Queere Geflüchtete werden immer wieder exotisiert und fetischisiert, ihnen werden bestimmte sexuelle Attribute zugeschrieben.
Doch auch die Existenz in der weißen queeren Community war nicht leicht: Wie viele queere Menschen, die eine Migrations- oder Fluchtgeschichte haben, wurde ich mehrfach diskriminiert. Es hat mich am Anfang geschockt, dass Rassismus sogar in dieser Community offen ausgeübt wird, von Menschen, die selbst von Diskriminierung betroffen sind – durch Paternalismen, etwa, dass manche in Geflüchteten eine Art „Hilfsprojekt“ und keine gleichwertigen Menschen sehen. Außerdem werden queere Menschen mit Flucht- oder Migrationsgeschichte immer wieder exotisiert und fetischisiert, ihnen werden bestimmte sexuelle Attribute zugeschrieben.
Mit meiner Antidiskriminierungsarbeit und dem Verein Queeraspora versuche ich, Menschen Angebote mit sichereren Bedingungen anzubieten. Sie sollen zum Beispiel eine Art Think Tank Space bekommen, um sich gegenseitig und mit der Gesamtgesellschaft über ihre Themen austauschen zu können. Ich verstehe das nicht als Engagement, sondern habe ein Gefühl von Verpflichtung und vor allem Arbeit. Ich bin da durch strukturelle Ausschlüsse hineingeraten, die meinen Körper und meine Seele beeinflusst haben.

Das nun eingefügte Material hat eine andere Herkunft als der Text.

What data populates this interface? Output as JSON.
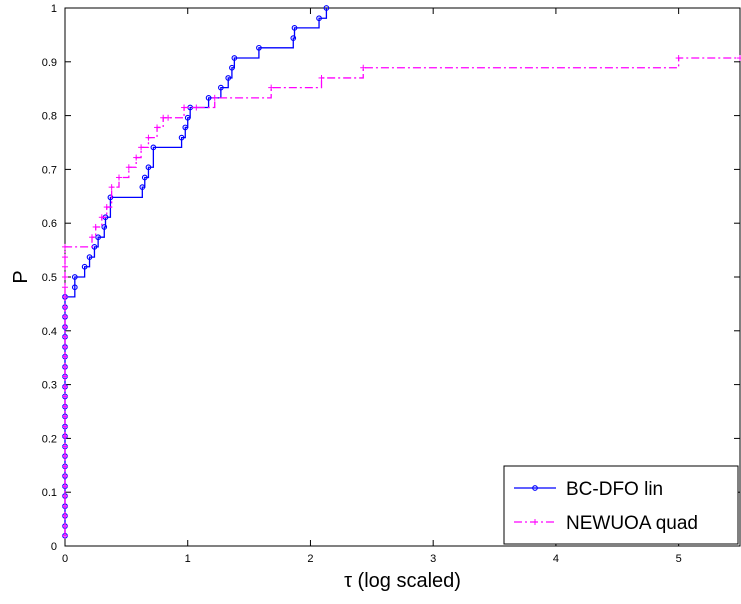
{
  "chart_data": {
    "type": "line",
    "step": true,
    "xlabel": "τ (log scaled)",
    "ylabel": "P",
    "xlim": [
      0,
      5.5
    ],
    "ylim": [
      0,
      1
    ],
    "xticks": [
      "0",
      "1",
      "2",
      "3",
      "4",
      "5"
    ],
    "yticks": [
      "0",
      "0.1",
      "0.2",
      "0.3",
      "0.4",
      "0.5",
      "0.6",
      "0.7",
      "0.8",
      "0.9",
      "1"
    ],
    "grid": false,
    "legend_position": "bottom-right",
    "series": [
      {
        "name": "BC-DFO lin",
        "color": "#0000ff",
        "line_style": "solid",
        "marker": "circle",
        "x": [
          0,
          0,
          0,
          0,
          0,
          0,
          0,
          0,
          0,
          0,
          0,
          0,
          0,
          0,
          0,
          0,
          0,
          0,
          0,
          0,
          0,
          0,
          0,
          0,
          0,
          0,
          0.08,
          0.08,
          0.16,
          0.2,
          0.24,
          0.27,
          0.32,
          0.33,
          0.37,
          0.63,
          0.65,
          0.68,
          0.72,
          0.95,
          0.98,
          1.0,
          1.02,
          1.17,
          1.27,
          1.33,
          1.36,
          1.38,
          1.58,
          1.86,
          1.87,
          2.07,
          2.13
        ],
        "y": [
          0.019,
          0.037,
          0.056,
          0.074,
          0.093,
          0.111,
          0.13,
          0.148,
          0.167,
          0.185,
          0.204,
          0.222,
          0.241,
          0.259,
          0.278,
          0.296,
          0.315,
          0.333,
          0.352,
          0.37,
          0.389,
          0.407,
          0.426,
          0.444,
          0.463,
          0.463,
          0.481,
          0.5,
          0.519,
          0.537,
          0.556,
          0.574,
          0.593,
          0.611,
          0.648,
          0.667,
          0.685,
          0.704,
          0.741,
          0.759,
          0.778,
          0.796,
          0.815,
          0.833,
          0.852,
          0.87,
          0.889,
          0.907,
          0.926,
          0.944,
          0.963,
          0.981,
          1.0
        ]
      },
      {
        "name": "NEWUOA quad",
        "color": "#ff00ff",
        "line_style": "dashdot",
        "marker": "plus",
        "x": [
          0,
          0,
          0,
          0,
          0,
          0,
          0,
          0,
          0,
          0,
          0,
          0,
          0,
          0,
          0,
          0,
          0,
          0,
          0,
          0,
          0,
          0,
          0,
          0,
          0,
          0,
          0,
          0,
          0,
          0,
          0.22,
          0.25,
          0.3,
          0.34,
          0.38,
          0.44,
          0.52,
          0.58,
          0.62,
          0.68,
          0.75,
          0.8,
          0.84,
          0.97,
          1.07,
          1.22,
          1.68,
          2.09,
          2.43,
          5.0,
          5.5
        ],
        "y": [
          0.019,
          0.037,
          0.056,
          0.074,
          0.093,
          0.111,
          0.13,
          0.148,
          0.167,
          0.185,
          0.204,
          0.222,
          0.241,
          0.259,
          0.278,
          0.296,
          0.315,
          0.333,
          0.352,
          0.37,
          0.389,
          0.407,
          0.426,
          0.444,
          0.463,
          0.481,
          0.5,
          0.519,
          0.537,
          0.556,
          0.574,
          0.593,
          0.611,
          0.63,
          0.667,
          0.685,
          0.704,
          0.722,
          0.741,
          0.759,
          0.778,
          0.796,
          0.796,
          0.815,
          0.815,
          0.833,
          0.852,
          0.87,
          0.889,
          0.907,
          0.907
        ]
      }
    ]
  }
}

Diese Arbeit ist leider eine Notwendigkeit und erst getan, wenn der ideelle Sinn der Arbeit erreicht ist: Es kann kein demokratisches Umfeld geschafft werden, wenn Diskriminierungen koexistieren.

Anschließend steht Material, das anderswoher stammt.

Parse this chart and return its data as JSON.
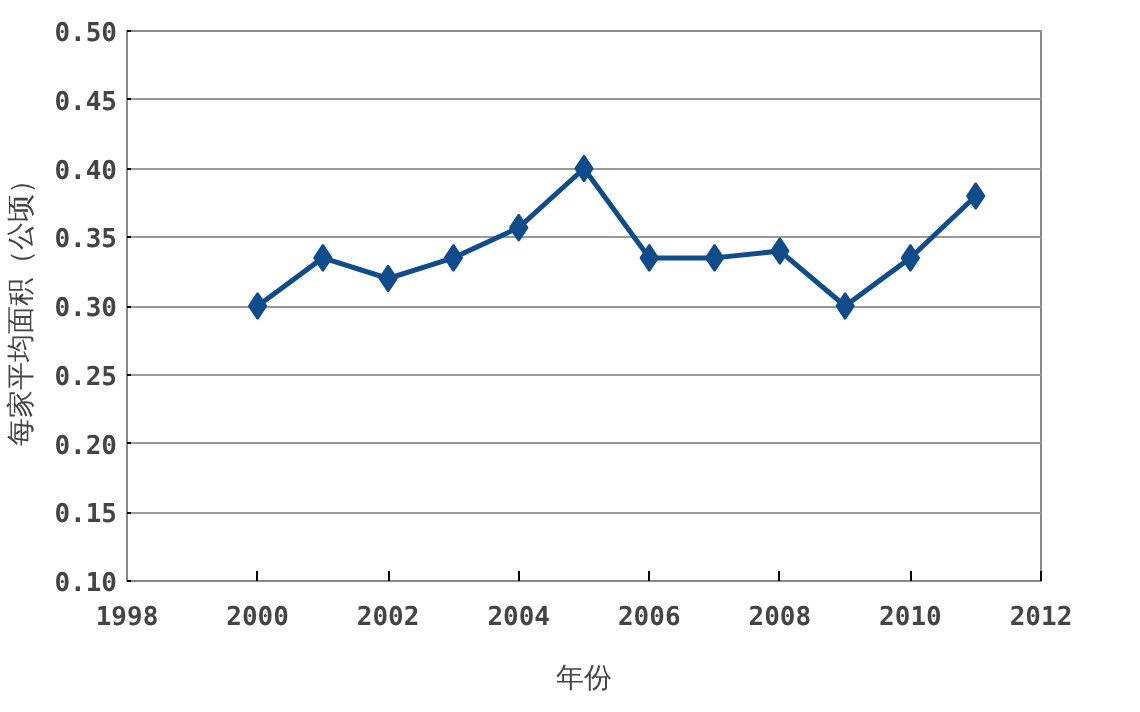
{
  "chart_data": {
    "type": "line",
    "xlabel": "年份",
    "ylabel": "每家平均面积（公顷）",
    "x": [
      2000,
      2001,
      2002,
      2003,
      2004,
      2005,
      2006,
      2007,
      2008,
      2009,
      2010,
      2011
    ],
    "series": [
      {
        "color": "#0f4c8c",
        "values": [
          0.3,
          0.335,
          0.32,
          0.335,
          0.357,
          0.4,
          0.335,
          0.335,
          0.34,
          0.3,
          0.335,
          0.38
        ]
      }
    ],
    "xlim": [
      1998,
      2012
    ],
    "xticks": [
      1998,
      2000,
      2002,
      2004,
      2006,
      2008,
      2010,
      2012
    ],
    "ylim": [
      0.1,
      0.5
    ],
    "yticks": [
      {
        "value": 0.1,
        "label": "0.10"
      },
      {
        "value": 0.15,
        "label": "0.15"
      },
      {
        "value": 0.2,
        "label": "0.20"
      },
      {
        "value": 0.25,
        "label": "0.25"
      },
      {
        "value": 0.3,
        "label": "0.30"
      },
      {
        "value": 0.35,
        "label": "0.35"
      },
      {
        "value": 0.4,
        "label": "0.40"
      },
      {
        "value": 0.45,
        "label": "0.45"
      },
      {
        "value": 0.5,
        "label": "0.50"
      }
    ],
    "grid": "y",
    "marker": "diamond",
    "line_style": "solid"
  }
}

Ich bin mit der Hoffnung auf echte Freiheit nach Deutschland gekommen. Wenn ich mich in Palästina mit anderen queeren Menschen getroffen habe, hatten wir ständig Angst davor, entdeckt, verprügelt oder verhaftet zu werden. Der Staat akzeptierte uns nicht – mich als Transfrau schon gar nicht. Es gilt in Palästina als schlimm, homosexuell zu sein. Transsexualität ist in den Augen der Gesellschaft noch viel schlimmer. Wenn ich mir zum Beispiel Kleidung kaufen wollte, wurde ich von den Verkäuferinnen beleidigt und hinausgeworfen. Es war eine schreckliche Art zu leben und ich habe mich 2018 entschieden, mein Land zu verlassen.

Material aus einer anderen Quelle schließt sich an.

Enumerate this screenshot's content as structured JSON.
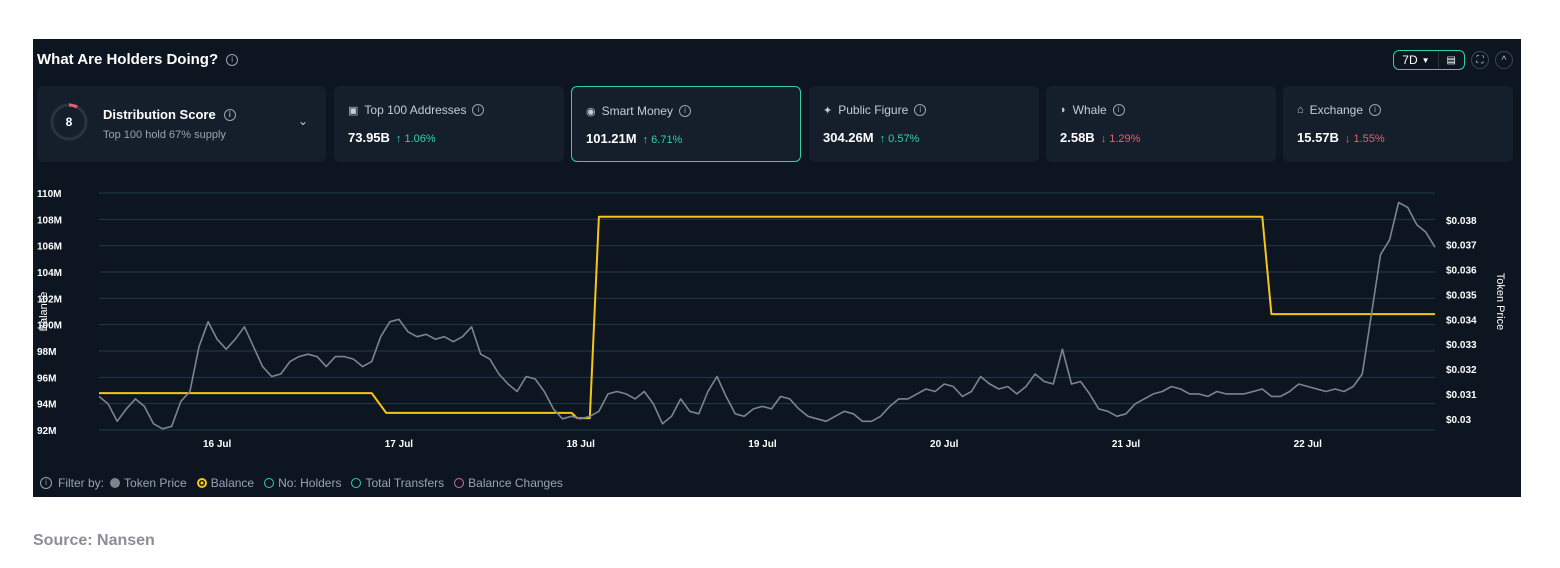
{
  "header": {
    "title": "What Are Holders Doing?",
    "range_label": "7D",
    "calc_icon": "calendar-icon",
    "expand_icon": "expand-icon",
    "collapse_icon": "chevron-up-icon"
  },
  "distribution": {
    "score": "8",
    "label": "Distribution Score",
    "subtitle": "Top 100 hold 67% supply",
    "score_fraction": 0.08
  },
  "cards": [
    {
      "label": "Top 100 Addresses",
      "icon": "wallet-icon",
      "value": "73.95B",
      "change": "↑ 1.06%",
      "direction": "up"
    },
    {
      "label": "Smart Money",
      "icon": "brain-icon",
      "value": "101.21M",
      "change": "↑ 6.71%",
      "direction": "up"
    },
    {
      "label": "Public Figure",
      "icon": "star-person-icon",
      "value": "304.26M",
      "change": "↑ 0.57%",
      "direction": "up"
    },
    {
      "label": "Whale",
      "icon": "whale-icon",
      "value": "2.58B",
      "change": "↓ 1.29%",
      "direction": "down"
    },
    {
      "label": "Exchange",
      "icon": "bank-icon",
      "value": "15.57B",
      "change": "↓ 1.55%",
      "direction": "down"
    }
  ],
  "filters": {
    "label": "Filter by:",
    "items": [
      {
        "label": "Token Price",
        "style": "filled-gray"
      },
      {
        "label": "Balance",
        "style": "ring-yellow"
      },
      {
        "label": "No: Holders",
        "style": "ring-teal"
      },
      {
        "label": "Total Transfers",
        "style": "ring-teal"
      },
      {
        "label": "Balance Changes",
        "style": "ring-pink"
      }
    ]
  },
  "colors": {
    "background": "#0c1520",
    "card": "#151f2b",
    "accent": "#2fd1a6",
    "up": "#2fd1a6",
    "down": "#f05c6b",
    "balance_line": "#f5c518",
    "price_line": "#7d848c",
    "grid": "#1d3a4d"
  },
  "source": "Source: Nansen",
  "chart_data": {
    "type": "line",
    "x_ticks": [
      "16 Jul",
      "17 Jul",
      "18 Jul",
      "19 Jul",
      "20 Jul",
      "21 Jul",
      "22 Jul"
    ],
    "x_range": [
      15.35,
      22.7
    ],
    "ylabel_left": "Balance",
    "ylabel_right": "Token Price",
    "left_ticks": [
      "110M",
      "108M",
      "106M",
      "104M",
      "102M",
      "100M",
      "98M",
      "96M",
      "94M",
      "92M"
    ],
    "left_range": [
      92,
      110
    ],
    "right_ticks": [
      "$0.038",
      "$0.037",
      "$0.036",
      "$0.035",
      "$0.034",
      "$0.033",
      "$0.032",
      "$0.031",
      "$0.03"
    ],
    "right_range": [
      0.02955,
      0.03908
    ],
    "series": [
      {
        "name": "Balance",
        "axis": "left",
        "points": [
          [
            15.35,
            94.8
          ],
          [
            16.85,
            94.8
          ],
          [
            16.93,
            93.3
          ],
          [
            17.95,
            93.3
          ],
          [
            17.98,
            92.9
          ],
          [
            18.05,
            92.9
          ],
          [
            18.1,
            108.2
          ],
          [
            21.75,
            108.2
          ],
          [
            21.8,
            100.8
          ],
          [
            22.7,
            100.8
          ]
        ]
      },
      {
        "name": "Token Price",
        "axis": "right",
        "points": [
          [
            15.35,
            0.0309
          ],
          [
            15.4,
            0.0306
          ],
          [
            15.45,
            0.0299
          ],
          [
            15.5,
            0.0304
          ],
          [
            15.55,
            0.0308
          ],
          [
            15.6,
            0.0305
          ],
          [
            15.65,
            0.0298
          ],
          [
            15.7,
            0.0296
          ],
          [
            15.75,
            0.0297
          ],
          [
            15.8,
            0.0307
          ],
          [
            15.85,
            0.0311
          ],
          [
            15.9,
            0.0329
          ],
          [
            15.95,
            0.0339
          ],
          [
            16.0,
            0.0332
          ],
          [
            16.05,
            0.0328
          ],
          [
            16.1,
            0.0332
          ],
          [
            16.15,
            0.0337
          ],
          [
            16.2,
            0.0329
          ],
          [
            16.25,
            0.0321
          ],
          [
            16.3,
            0.0317
          ],
          [
            16.35,
            0.0318
          ],
          [
            16.4,
            0.0323
          ],
          [
            16.45,
            0.0325
          ],
          [
            16.5,
            0.0326
          ],
          [
            16.55,
            0.0325
          ],
          [
            16.6,
            0.0321
          ],
          [
            16.65,
            0.0325
          ],
          [
            16.7,
            0.0325
          ],
          [
            16.75,
            0.0324
          ],
          [
            16.8,
            0.0321
          ],
          [
            16.85,
            0.0323
          ],
          [
            16.9,
            0.0333
          ],
          [
            16.95,
            0.0339
          ],
          [
            17.0,
            0.034
          ],
          [
            17.05,
            0.0335
          ],
          [
            17.1,
            0.0333
          ],
          [
            17.15,
            0.0334
          ],
          [
            17.2,
            0.0332
          ],
          [
            17.25,
            0.0333
          ],
          [
            17.3,
            0.0331
          ],
          [
            17.35,
            0.0333
          ],
          [
            17.4,
            0.0337
          ],
          [
            17.45,
            0.0326
          ],
          [
            17.5,
            0.0324
          ],
          [
            17.55,
            0.0318
          ],
          [
            17.6,
            0.0314
          ],
          [
            17.65,
            0.0311
          ],
          [
            17.7,
            0.0317
          ],
          [
            17.75,
            0.0316
          ],
          [
            17.8,
            0.0311
          ],
          [
            17.85,
            0.0304
          ],
          [
            17.9,
            0.03
          ],
          [
            17.95,
            0.0301
          ],
          [
            18.0,
            0.03
          ],
          [
            18.05,
            0.0301
          ],
          [
            18.1,
            0.0303
          ],
          [
            18.15,
            0.031
          ],
          [
            18.2,
            0.0311
          ],
          [
            18.25,
            0.031
          ],
          [
            18.3,
            0.0308
          ],
          [
            18.35,
            0.0311
          ],
          [
            18.4,
            0.0306
          ],
          [
            18.45,
            0.0298
          ],
          [
            18.5,
            0.0301
          ],
          [
            18.55,
            0.0308
          ],
          [
            18.6,
            0.0303
          ],
          [
            18.65,
            0.0302
          ],
          [
            18.7,
            0.0311
          ],
          [
            18.75,
            0.0317
          ],
          [
            18.8,
            0.0309
          ],
          [
            18.85,
            0.0302
          ],
          [
            18.9,
            0.0301
          ],
          [
            18.95,
            0.0304
          ],
          [
            19.0,
            0.0305
          ],
          [
            19.05,
            0.0304
          ],
          [
            19.1,
            0.0309
          ],
          [
            19.15,
            0.0308
          ],
          [
            19.2,
            0.0304
          ],
          [
            19.25,
            0.0301
          ],
          [
            19.3,
            0.03
          ],
          [
            19.35,
            0.0299
          ],
          [
            19.4,
            0.0301
          ],
          [
            19.45,
            0.0303
          ],
          [
            19.5,
            0.0302
          ],
          [
            19.55,
            0.0299
          ],
          [
            19.6,
            0.0299
          ],
          [
            19.65,
            0.0301
          ],
          [
            19.7,
            0.0305
          ],
          [
            19.75,
            0.0308
          ],
          [
            19.8,
            0.0308
          ],
          [
            19.85,
            0.031
          ],
          [
            19.9,
            0.0312
          ],
          [
            19.95,
            0.0311
          ],
          [
            20.0,
            0.0314
          ],
          [
            20.05,
            0.0313
          ],
          [
            20.1,
            0.0309
          ],
          [
            20.15,
            0.0311
          ],
          [
            20.2,
            0.0317
          ],
          [
            20.25,
            0.0314
          ],
          [
            20.3,
            0.0312
          ],
          [
            20.35,
            0.0313
          ],
          [
            20.4,
            0.031
          ],
          [
            20.45,
            0.0313
          ],
          [
            20.5,
            0.0318
          ],
          [
            20.55,
            0.0315
          ],
          [
            20.6,
            0.0314
          ],
          [
            20.65,
            0.0328
          ],
          [
            20.7,
            0.0314
          ],
          [
            20.75,
            0.0315
          ],
          [
            20.8,
            0.031
          ],
          [
            20.85,
            0.0304
          ],
          [
            20.9,
            0.0303
          ],
          [
            20.95,
            0.0301
          ],
          [
            21.0,
            0.0302
          ],
          [
            21.05,
            0.0306
          ],
          [
            21.1,
            0.0308
          ],
          [
            21.15,
            0.031
          ],
          [
            21.2,
            0.0311
          ],
          [
            21.25,
            0.0313
          ],
          [
            21.3,
            0.0312
          ],
          [
            21.35,
            0.031
          ],
          [
            21.4,
            0.031
          ],
          [
            21.45,
            0.0309
          ],
          [
            21.5,
            0.0311
          ],
          [
            21.55,
            0.031
          ],
          [
            21.6,
            0.031
          ],
          [
            21.65,
            0.031
          ],
          [
            21.7,
            0.0311
          ],
          [
            21.75,
            0.0312
          ],
          [
            21.8,
            0.0309
          ],
          [
            21.85,
            0.0309
          ],
          [
            21.9,
            0.0311
          ],
          [
            21.95,
            0.0314
          ],
          [
            22.0,
            0.0313
          ],
          [
            22.05,
            0.0312
          ],
          [
            22.1,
            0.0311
          ],
          [
            22.15,
            0.0312
          ],
          [
            22.2,
            0.0311
          ],
          [
            22.25,
            0.0313
          ],
          [
            22.3,
            0.0318
          ],
          [
            22.35,
            0.0342
          ],
          [
            22.4,
            0.0366
          ],
          [
            22.45,
            0.0372
          ],
          [
            22.5,
            0.0387
          ],
          [
            22.55,
            0.0385
          ],
          [
            22.6,
            0.0378
          ],
          [
            22.65,
            0.0375
          ],
          [
            22.7,
            0.0369
          ]
        ]
      }
    ]
  }
}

Ich hoffe, dass andere queere Geflüchtete hier einfacher ankommen – und dass ihnen klar ist, dass es auch in Deutschland kompliziert ist und es viele Hürden gibt.
Ich wollte an einem Ort sein, an dem mein Körper so aussehen darf, wie meine Seele sich fühlt – und ich habe mir gewünscht, von Menschen so angenommen werden, wie ich bin. Bisher hat sich diese Hoffnung allerdings noch nicht erfüllt. In Deutschland sagen die Leute zwar, ich sei normal, aber das stimmt so nicht. Ich bin in einer besonderen Lage und brauche eine andere Art der Unterstützung als andere Menschen. Obwohl ich seit 18 Monaten hier bin, kann ich zum Beispiel meine Hormontherapie nicht weiterführen, weil die Kostenübernahme immer wieder abgelehnt wird. Ich verstehe das nicht.
Die Flüchtlingsunterkunft, in der ich lebe, ist außerdem nicht auf queere Menschen ausgerichtet. Ich lebe mit acht Männern zusammen, habe ein sehr kleines Zimmer und teile mir mit den anderen ein Bad. Ich fühle mich nicht wohl und habe das Gefühl, meine Bedürfnisse werden nicht gesehen. Die Türkische Gemeinde Baden-Württemberg ist für mich in meiner Situation ein sicherer Raum. Die Menschen dort fangen mich auf, helfen mit bei Arztterminen oder kämpfen mit mir um die Bewilligung meiner Hormontherapie. Ich bin wirklich dankbar dafür. Ich hoffe, dass andere queere Geflüchtete hier einfacher ankommen – und, dass ihnen klar ist, dass es auch in Deutschland kompliziert ist und es viele Hürden gibt. Ich wünsche mir, dass das System mehr auf die Belange der Menschen achtet.